“Desperate” Job Seeker Waits on Interview Call for 30 Minutes Despite Recruiter No-Show
"Any interview no show is actually a blessing. Those types of employers are walking red flags anyway, who will be terrible to work for"
Published March 10 2024, 10:05 a.m. ET
A TikToker said that she waited alone on a video call for a job interviewer to show up even though they were 30 minutes late. Her reason for waiting for the person to show up even though there were clear signs that they either completely forgot about the interview or just didn't bother to let her know that they wouldn't be on? She's broke.
Sragvi (@sragvipattanaik) posted a viral, 6-second clip capturing a snippet of her experience on the platform, which prompted a litany of anecdotes from other TikTok users who vented about their own hiring experiences.
The clip in question, which racked up over 945,000 views on the popular social media platform, begins with the TikToker looking directly into the camera. Sragvi writes in a text overlay for it: "staying onto a no-show interview call for 30 mins bc I am poor and desperate."
The video then transitions to a shot of her waiting in a video conference room, a dialog box window on her laptop showing her holding her phone and giving a thumbs up. She adds "rough out here" in a caption for the clip along with a hashtag detailing that she's a pre-med student.

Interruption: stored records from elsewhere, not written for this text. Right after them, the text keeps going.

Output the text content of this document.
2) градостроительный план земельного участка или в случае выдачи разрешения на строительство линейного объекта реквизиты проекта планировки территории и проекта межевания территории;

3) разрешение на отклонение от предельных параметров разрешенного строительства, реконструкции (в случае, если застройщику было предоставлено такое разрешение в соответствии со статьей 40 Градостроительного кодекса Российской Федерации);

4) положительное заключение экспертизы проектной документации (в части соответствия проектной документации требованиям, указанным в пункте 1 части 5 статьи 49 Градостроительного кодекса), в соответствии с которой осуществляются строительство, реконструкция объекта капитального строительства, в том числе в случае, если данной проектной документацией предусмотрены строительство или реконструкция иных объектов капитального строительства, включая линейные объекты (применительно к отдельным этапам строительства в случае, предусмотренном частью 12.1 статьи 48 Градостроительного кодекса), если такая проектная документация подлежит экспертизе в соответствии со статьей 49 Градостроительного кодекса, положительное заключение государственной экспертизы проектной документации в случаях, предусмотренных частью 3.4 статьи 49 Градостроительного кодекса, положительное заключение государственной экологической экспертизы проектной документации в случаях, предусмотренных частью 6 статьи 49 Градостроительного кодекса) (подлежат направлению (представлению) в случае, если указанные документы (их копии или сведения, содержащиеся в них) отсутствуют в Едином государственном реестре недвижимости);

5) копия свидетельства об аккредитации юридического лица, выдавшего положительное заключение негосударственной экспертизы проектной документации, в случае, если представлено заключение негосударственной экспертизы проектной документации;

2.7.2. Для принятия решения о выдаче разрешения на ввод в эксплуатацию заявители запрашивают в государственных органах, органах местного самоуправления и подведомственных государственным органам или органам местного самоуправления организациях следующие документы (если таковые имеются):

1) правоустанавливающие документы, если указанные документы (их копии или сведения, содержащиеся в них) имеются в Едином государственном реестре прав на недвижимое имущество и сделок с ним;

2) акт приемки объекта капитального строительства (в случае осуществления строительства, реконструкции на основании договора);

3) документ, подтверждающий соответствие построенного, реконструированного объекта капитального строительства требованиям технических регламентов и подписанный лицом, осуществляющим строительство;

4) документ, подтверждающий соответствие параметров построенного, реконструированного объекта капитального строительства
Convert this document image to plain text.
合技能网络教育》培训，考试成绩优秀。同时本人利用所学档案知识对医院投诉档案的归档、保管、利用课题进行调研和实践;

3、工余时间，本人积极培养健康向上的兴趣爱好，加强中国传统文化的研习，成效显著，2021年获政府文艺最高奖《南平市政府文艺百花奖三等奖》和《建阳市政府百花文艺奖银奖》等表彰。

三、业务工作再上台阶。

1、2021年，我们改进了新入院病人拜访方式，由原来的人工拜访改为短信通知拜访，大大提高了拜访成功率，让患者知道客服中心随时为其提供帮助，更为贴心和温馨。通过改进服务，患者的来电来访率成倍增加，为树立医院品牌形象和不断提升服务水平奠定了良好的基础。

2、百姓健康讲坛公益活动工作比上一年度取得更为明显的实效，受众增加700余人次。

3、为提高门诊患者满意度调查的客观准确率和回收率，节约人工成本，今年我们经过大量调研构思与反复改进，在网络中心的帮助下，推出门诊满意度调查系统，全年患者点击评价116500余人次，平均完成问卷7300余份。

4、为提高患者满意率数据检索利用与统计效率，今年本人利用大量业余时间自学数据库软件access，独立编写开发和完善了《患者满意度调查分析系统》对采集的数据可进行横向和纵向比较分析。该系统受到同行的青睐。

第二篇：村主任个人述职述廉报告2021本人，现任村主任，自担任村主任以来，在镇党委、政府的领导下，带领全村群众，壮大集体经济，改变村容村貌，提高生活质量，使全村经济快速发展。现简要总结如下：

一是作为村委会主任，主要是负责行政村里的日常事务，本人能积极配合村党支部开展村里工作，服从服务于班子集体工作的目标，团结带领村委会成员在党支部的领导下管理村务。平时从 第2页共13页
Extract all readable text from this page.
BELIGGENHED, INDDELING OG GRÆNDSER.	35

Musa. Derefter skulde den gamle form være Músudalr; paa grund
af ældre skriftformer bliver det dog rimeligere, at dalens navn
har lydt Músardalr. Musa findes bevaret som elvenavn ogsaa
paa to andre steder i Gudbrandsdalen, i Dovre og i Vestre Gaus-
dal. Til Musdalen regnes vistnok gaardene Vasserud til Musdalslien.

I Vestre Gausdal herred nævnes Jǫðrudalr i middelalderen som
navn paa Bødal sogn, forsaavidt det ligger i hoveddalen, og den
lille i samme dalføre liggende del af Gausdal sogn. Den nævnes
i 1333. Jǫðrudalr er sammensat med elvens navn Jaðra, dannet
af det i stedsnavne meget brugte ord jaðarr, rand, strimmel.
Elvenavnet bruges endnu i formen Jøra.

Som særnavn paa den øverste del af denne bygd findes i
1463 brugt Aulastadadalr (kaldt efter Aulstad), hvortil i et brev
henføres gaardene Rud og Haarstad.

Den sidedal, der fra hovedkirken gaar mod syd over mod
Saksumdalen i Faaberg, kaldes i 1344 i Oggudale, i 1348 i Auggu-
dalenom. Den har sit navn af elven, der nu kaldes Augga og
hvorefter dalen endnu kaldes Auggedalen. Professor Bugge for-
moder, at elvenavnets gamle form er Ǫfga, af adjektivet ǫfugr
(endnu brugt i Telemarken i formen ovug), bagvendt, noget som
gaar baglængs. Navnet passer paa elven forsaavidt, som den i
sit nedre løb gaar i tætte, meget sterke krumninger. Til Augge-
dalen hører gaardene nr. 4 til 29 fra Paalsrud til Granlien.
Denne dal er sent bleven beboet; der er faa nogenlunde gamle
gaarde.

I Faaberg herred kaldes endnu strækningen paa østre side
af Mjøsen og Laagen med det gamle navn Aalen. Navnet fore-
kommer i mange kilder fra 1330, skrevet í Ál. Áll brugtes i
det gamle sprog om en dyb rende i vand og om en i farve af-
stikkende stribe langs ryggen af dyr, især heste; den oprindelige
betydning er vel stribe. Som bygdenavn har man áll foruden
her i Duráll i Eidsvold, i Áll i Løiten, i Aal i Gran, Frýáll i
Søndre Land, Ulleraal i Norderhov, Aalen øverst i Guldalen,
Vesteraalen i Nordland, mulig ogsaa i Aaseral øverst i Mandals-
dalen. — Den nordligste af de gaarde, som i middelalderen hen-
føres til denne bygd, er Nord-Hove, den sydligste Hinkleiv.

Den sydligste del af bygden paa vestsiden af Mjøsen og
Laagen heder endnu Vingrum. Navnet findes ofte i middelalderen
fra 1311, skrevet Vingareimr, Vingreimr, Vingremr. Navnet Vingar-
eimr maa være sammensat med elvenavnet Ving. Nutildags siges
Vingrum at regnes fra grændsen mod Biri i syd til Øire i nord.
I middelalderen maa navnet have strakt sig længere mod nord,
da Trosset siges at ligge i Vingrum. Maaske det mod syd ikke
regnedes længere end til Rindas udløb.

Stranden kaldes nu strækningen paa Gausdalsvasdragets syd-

Sragvi's concerns about securing a job have been echoed by other social media users online who've faced issues in attempting to secure gainful employment, like this one TikToker who went viral after sharing all of the job rejection emails in a viral clip that had others on the app relating to their struggle.
Then there was another person who said that they had applied to 76 different opportunities online and not securing offers from any of them. Their video was posted to, at a time, when there were purported staffing shortages all across the country, leading the social media user to decry the job market as a scam.
Let's not forget another job seeker who went on the web and claimed to have submitted their resume in for over 500 different positions, only to to get rejected from every one of them, leaving her to declare that she was officially "done" from trying to get a job.
For some folks, it's not like having higher education or specific certifications are necessarily helping them secure jobs that they want, either. Take this college grad who said that they couldn't even get a job checking people's wristbands so that they could use the porta-potty toilets at a music festival.
And if you're on the folks who have been finding it difficult to land a gig, then you might not like to hear what SHRM has to report about the situation: apparently unemployment numbers are only going to increase throughout the year and employers aren't necessarily going out of their way to hire people.
"Experts anticipate slight increases in unemployment and layoffs in 2024," the outlet writes with an analyst saying that while the labor market will certainly "bend" that doesn't necessarily mean that it's going to "break."
2023 saw a bloodbath in the tech industry when it came to layoffs — according to NerdWallet some 262,682 workers were laid off from numerous companies: Google, Microsoft, Meta, Amazon, Sony Interactive Entertainment, Electronic Arts, Expedia, Bumble, and many more announced sizable layoffs at their respective places of work.
And then there were folks who shared some of their own horror stories from the world of prospective employment: "My bf had a 'interview' and they made him record himself and answer basic questions you find on Google," they wrote.
Someone else said that even with in-person interviews they found themselves left twiddling their thumbs: "I had a interview scheduled for a grocery store and they were supposed to call me and never gave me their phone number and I never got the call"
But there were others, like this TikToker, who thought that Sragvi ended up dodging a bullet with this job: "Any interview no show is actually a blessing. Those types of employers are walking red flags anyway, who will be terrible to work for"
Another TikTok user thought that strategies like this are part of a larger cross-corporation collusion tactic where businesses are holding off on hiring new people or making the job-search process so difficult that folks are ultimately left hoping to grab any gig that they can: "yall got to realize they're doing this on purpose. they're starving out the workforce so we come crawling back asking only for scraps, it's so they don't have to pay us more, we'll pick the lesser."